6. Will your book be self-published or represented by an agency?
At which point the book is finished, I'll start soliciting agents and with any luck land one. If not, then the MS will go in a desk and I'll move onto something new.

7. How long did it take you to write the first draft of your manuscript?
It's not done yet, I've been working on it off and on with other projects (Stymie, college level teaching, starting a family, etc.) taking precedent along the way for part of the last 3 years or so. I hope to have something to share with a select group of readers in the next several months (though, this isn't the first time I've said that - think of me as the George R.R. Martin of unfinished short novels).

8. What other books would you compare this story to within your genre?
Hard question, I'd have to say stories that give me inspiration or remind of what I'm attempting to do here would include The Maze Runner, A Wrinkle in Time, some of the work and tone established by Neil Gaiman - I don't like to make comparisons of my work to others simply because I'm not really qualified to do so and my work probably doesn't really measure up. Hopefully I'll get the chance for some others to make those comparisons for me at some point.

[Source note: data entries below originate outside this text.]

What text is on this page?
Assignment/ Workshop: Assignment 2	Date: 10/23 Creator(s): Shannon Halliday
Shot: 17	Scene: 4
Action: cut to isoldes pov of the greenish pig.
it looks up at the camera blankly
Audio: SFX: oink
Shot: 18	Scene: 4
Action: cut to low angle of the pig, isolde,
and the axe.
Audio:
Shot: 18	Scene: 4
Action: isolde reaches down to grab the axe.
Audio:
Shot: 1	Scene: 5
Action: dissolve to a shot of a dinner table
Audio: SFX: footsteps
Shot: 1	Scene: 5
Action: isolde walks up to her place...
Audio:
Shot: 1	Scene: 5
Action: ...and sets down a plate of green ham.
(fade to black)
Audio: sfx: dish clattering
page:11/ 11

9. Who or What inspired you to write this book?
See #2 and #8 along with the constant inspiration of reading and watching the success of a handful of writers I'm proud to be a fan of, garner insight from, and/or to call friends.

10. What else about your book might pique the reader's interest?
Here's a bit of a short synopsis, hopefully it gets potential readers (and agents) wanting more...
Newton Farmer is the stereotypical college freshman, full of angst, quick to fall in love, and in a hurry (with just about everything), that is until the day his world falls apart. Now on his own, his parents the victims of an unfortunate accident, the girl of his dreams unable to cope with his sudden change of circumstances and the discovery that everything he knew about his family may be a cobweb of deception and half-truths, Newton has little to cling to at the moment Barnum Blackwell happens to walk into his life.
Blackwell has a proposition for Newton, one that seems ludicrous, fantastical, and more importantly impossible. Rather than argue this point or that, Blackwell simply leaves his calling card and the words, “Meet me when you’re ready.” Newton looks at the card in his hand and it simply reads:

Barnum Blackwell
99 Lafayette Parkway

Lifting his eyes to find the spot Blackwell was sitting now empty, Newton chalks the experience up to some campus crackpot with nothing better to do. But as the days pass, curiosity gets the better of Newton and what is intended as little more than a drive-by taxi ride investigation becomes the start of something unexpected, an adventure that will change everything about everything.
* * *

It seems that many of the writers I've reached out to have previously been solicited to participate in this little internet experiment, so as I look to add a few names to the fold over the coming days (with posts to appear on their own sites around December 19th) before disappearing back into the etherous pixels of the internet, here a few posts related to The Next Big Thing you can check out now:

John Hornor Jacobs - if you haven't read any of John's novels yet you need to do so immediately, if for no other reason than to be fully prepared for his upcoming YA novel The Twelve Fingered Boy. John is equal parts awesome, inspiration, good whiskey, rock-n-roller, zombie expert, and friend.

Matthew Salesses is a literary phenom, he's had editorial stints at Good Men Project and Redivider, and is the author of more outstanding stories than I can recount. 

Kevin Lucia - I met Kevin several years back at Borderlands Boot Camp, he wrote a ridiculously good story (mine, not so much). Also, he's more awesome than you can shake a stick at.